At any one stage, a zone could have upwards of 18 individual effects running!  This can be a little like juggling chainsaws, the trick is to lightly sprinkle highlights and let the step animators do most of the heavy lifting.

A Beautiful Noise

Playing through the global instrument presets is a joy. The astounding amount of content is fairly well wrangled by the browser meta-tagging system, and there is little chance of running out of fresh ideas anytime soon.

MAP’s simplistic playback system consists of a single note on your keyboard to trigger all four cores at once, plus four more keys for each of the cores to be played independently.

That’s it.

The only other option is to disable the core animator and play each channel as a one-shot, as mentioned earlier. This actually adds quite a lot to the performance flexibility of the instrument. The one-shot samples usually sound vastly different to the core’s current preset, often allowing you to throw in some timely accents for effect.

I’m hesitant to choose my favourite presets from the collection, but I definitely love the low synth drones and vocal percussion elements. These always sound great when mixed with other more traditional percussive loops.

MAP has a habit of sounding too upfront and busy when used with anything but the most action-packed arrangement. I spent a lot of time reining sounds in because randomised presets can easily sound like a bunch of caffeine-crazed drummers all trying to outperform each other – particularly harsh when matched with more delicate orchestral arrangements.

The trick is to slowly start building up a collection of favourite sounds and animator presets. Cold-auditioning presets, everything starts sounding the same after a while. I have made a handful of go-to sounds I tend to start most projects with, this certainly helps focus scratch-building grooves.

MAP feels set up extremely well for sound design, the layout and workflow suit more aggressive onboard effects and processing usage. I would say hip-hop or orchestral metal producers may find inspiration here, but at this price and the lack of more mundane kits, probably not ideal for pop. Country and folk producers – there is nothing to see here. Sorry!

Sound Quality

Though the arpeggiator sequencer is rather clever and flexible, the star attraction for me is the jaw-dropping amount of content included. The massive sample base has been supplied in partnership with Soundiron, all of which sound outstanding. All of the presets sound top-notch, easily on par with the best Hollywood offerings.

6000 presets is hard to comprehend until you’ve spent a good hour cycling though, only to realise you’ve hardly scratched the surface. Presets do contain shared samples, and you do hear the same sounds popping up every now and again. But generally, the presets are unique enough with rhythms and effects that will inspire you to mark them as favourites to revisit.

The basic sound of MAP I would describe as cinematic, but quite glitchy, industrial, and tribal-orientated.
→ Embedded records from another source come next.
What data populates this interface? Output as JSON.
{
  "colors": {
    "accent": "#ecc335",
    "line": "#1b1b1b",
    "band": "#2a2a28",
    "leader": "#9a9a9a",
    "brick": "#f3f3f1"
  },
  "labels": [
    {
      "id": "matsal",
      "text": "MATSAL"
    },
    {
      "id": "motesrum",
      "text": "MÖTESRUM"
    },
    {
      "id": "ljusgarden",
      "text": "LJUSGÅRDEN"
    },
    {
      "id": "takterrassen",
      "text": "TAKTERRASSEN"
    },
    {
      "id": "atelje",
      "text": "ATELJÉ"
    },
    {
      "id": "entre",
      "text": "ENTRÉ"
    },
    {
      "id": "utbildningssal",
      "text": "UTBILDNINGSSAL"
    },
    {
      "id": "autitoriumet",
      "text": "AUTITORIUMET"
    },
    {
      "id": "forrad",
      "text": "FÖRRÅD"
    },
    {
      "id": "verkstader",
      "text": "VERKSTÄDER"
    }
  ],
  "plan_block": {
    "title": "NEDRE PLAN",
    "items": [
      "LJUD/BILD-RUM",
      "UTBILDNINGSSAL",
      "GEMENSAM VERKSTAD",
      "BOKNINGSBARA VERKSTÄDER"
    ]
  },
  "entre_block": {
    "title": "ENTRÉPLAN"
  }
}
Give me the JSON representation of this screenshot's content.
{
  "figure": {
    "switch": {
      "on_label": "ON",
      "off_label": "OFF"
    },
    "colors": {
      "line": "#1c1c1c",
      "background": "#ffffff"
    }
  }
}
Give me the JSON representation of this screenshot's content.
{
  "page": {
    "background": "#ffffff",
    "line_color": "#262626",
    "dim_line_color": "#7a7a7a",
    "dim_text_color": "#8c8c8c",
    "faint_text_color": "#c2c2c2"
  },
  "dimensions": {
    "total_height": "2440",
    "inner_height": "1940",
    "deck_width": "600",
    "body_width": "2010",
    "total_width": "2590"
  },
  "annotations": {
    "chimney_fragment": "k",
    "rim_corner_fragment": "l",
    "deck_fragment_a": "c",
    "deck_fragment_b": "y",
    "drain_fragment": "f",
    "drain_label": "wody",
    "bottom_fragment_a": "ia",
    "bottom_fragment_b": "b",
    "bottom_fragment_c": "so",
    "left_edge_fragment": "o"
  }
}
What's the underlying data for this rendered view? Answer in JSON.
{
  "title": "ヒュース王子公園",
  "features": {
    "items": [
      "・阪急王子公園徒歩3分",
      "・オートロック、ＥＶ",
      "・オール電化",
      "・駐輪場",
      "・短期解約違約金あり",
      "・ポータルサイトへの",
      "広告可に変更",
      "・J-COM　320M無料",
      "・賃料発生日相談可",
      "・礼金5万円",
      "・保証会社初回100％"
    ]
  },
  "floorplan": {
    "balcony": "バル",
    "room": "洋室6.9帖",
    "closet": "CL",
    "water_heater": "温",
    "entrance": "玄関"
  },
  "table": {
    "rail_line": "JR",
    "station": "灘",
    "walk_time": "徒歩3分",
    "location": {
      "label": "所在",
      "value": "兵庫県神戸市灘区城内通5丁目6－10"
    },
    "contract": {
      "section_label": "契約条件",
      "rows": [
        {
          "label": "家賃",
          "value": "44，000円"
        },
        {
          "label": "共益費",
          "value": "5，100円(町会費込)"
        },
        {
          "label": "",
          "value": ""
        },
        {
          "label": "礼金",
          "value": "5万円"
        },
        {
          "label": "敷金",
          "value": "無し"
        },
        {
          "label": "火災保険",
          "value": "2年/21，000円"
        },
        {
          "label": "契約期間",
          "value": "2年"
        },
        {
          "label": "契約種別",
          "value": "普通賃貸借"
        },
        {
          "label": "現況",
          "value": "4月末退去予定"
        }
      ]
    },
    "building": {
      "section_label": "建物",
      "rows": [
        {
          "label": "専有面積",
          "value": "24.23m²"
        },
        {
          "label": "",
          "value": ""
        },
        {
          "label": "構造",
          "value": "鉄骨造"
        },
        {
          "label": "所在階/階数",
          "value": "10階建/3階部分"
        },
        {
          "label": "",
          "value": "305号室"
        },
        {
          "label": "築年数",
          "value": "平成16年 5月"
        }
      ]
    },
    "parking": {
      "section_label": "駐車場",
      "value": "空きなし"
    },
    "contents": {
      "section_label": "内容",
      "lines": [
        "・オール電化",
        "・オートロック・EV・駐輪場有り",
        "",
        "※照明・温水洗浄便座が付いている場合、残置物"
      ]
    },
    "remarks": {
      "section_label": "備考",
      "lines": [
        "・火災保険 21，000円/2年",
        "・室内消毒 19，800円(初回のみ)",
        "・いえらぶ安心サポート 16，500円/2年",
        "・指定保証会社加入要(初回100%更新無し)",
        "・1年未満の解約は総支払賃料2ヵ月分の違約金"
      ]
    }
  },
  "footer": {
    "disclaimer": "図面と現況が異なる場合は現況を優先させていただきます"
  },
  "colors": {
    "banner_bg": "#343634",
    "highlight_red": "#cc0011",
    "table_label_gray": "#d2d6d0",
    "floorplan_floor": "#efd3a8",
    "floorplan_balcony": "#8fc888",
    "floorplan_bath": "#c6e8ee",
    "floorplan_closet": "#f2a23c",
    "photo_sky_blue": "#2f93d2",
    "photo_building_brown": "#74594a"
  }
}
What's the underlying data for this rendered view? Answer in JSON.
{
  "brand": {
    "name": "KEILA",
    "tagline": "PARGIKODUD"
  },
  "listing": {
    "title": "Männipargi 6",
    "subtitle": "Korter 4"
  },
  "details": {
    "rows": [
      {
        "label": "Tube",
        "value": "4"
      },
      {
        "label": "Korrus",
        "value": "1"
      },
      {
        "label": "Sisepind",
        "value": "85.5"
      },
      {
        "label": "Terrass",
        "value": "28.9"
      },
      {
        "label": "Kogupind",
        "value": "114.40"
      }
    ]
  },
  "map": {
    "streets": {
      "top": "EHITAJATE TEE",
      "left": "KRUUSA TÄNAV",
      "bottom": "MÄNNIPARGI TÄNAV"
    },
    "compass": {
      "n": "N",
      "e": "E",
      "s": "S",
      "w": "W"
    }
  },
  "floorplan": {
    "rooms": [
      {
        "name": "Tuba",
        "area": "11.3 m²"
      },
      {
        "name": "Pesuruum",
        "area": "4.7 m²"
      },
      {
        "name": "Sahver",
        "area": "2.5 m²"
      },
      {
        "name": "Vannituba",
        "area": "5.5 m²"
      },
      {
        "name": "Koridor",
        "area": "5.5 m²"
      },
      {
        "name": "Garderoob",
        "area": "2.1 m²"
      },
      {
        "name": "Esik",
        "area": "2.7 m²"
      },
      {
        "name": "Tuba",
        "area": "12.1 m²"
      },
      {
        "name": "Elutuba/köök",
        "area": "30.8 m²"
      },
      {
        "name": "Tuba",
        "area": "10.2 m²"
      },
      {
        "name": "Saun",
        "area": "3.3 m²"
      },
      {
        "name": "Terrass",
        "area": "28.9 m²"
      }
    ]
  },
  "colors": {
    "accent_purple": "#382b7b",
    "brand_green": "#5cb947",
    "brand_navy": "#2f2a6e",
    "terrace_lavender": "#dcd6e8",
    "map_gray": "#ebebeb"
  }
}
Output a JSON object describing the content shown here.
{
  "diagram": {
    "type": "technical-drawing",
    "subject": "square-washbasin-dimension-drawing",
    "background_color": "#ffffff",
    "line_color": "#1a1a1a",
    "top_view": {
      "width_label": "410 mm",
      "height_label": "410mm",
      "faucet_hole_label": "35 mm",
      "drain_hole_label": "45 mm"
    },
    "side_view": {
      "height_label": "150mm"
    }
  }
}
There are a good number of bass, synth and melodic samples mixed in, as well as plenty of really unusual textures.

I do wish there were more standard grooves and sounds included, even though there are a million 808/909 clones out there, I would like the ability to layer some more down-to-earth beats with the more out-there stuff, particularly kicks, hi-hats and snares of which there are very few included.


I am not convinced that MAP is either a drum machine or a loop player. It has elements you would associate with drum sequencing but really is a clever four-channel effect engine. Just about every company has their own variation of this format, but MAP is the only one with such a formidable collection of high-quality samples and the most flexible effects system I have seen.

Due to the experimental nature of MAP, and particularly the risk of losing progress by inadvertently clicking some random dial or control, the lack of MIDI drag and drop is a massive bummer.

Price is a little steep for causal producers, but the target demographic should find this good value considering the extensive high-end content.

Overall though, Modern Animated Percussion is a wonderful collection of contemporary-sounding elements with a flexible processing workflow that will provide countless ideas and inspiration for users.  

It’s not a jack of all trades, but in the cinematic beat-making realm MAP is king.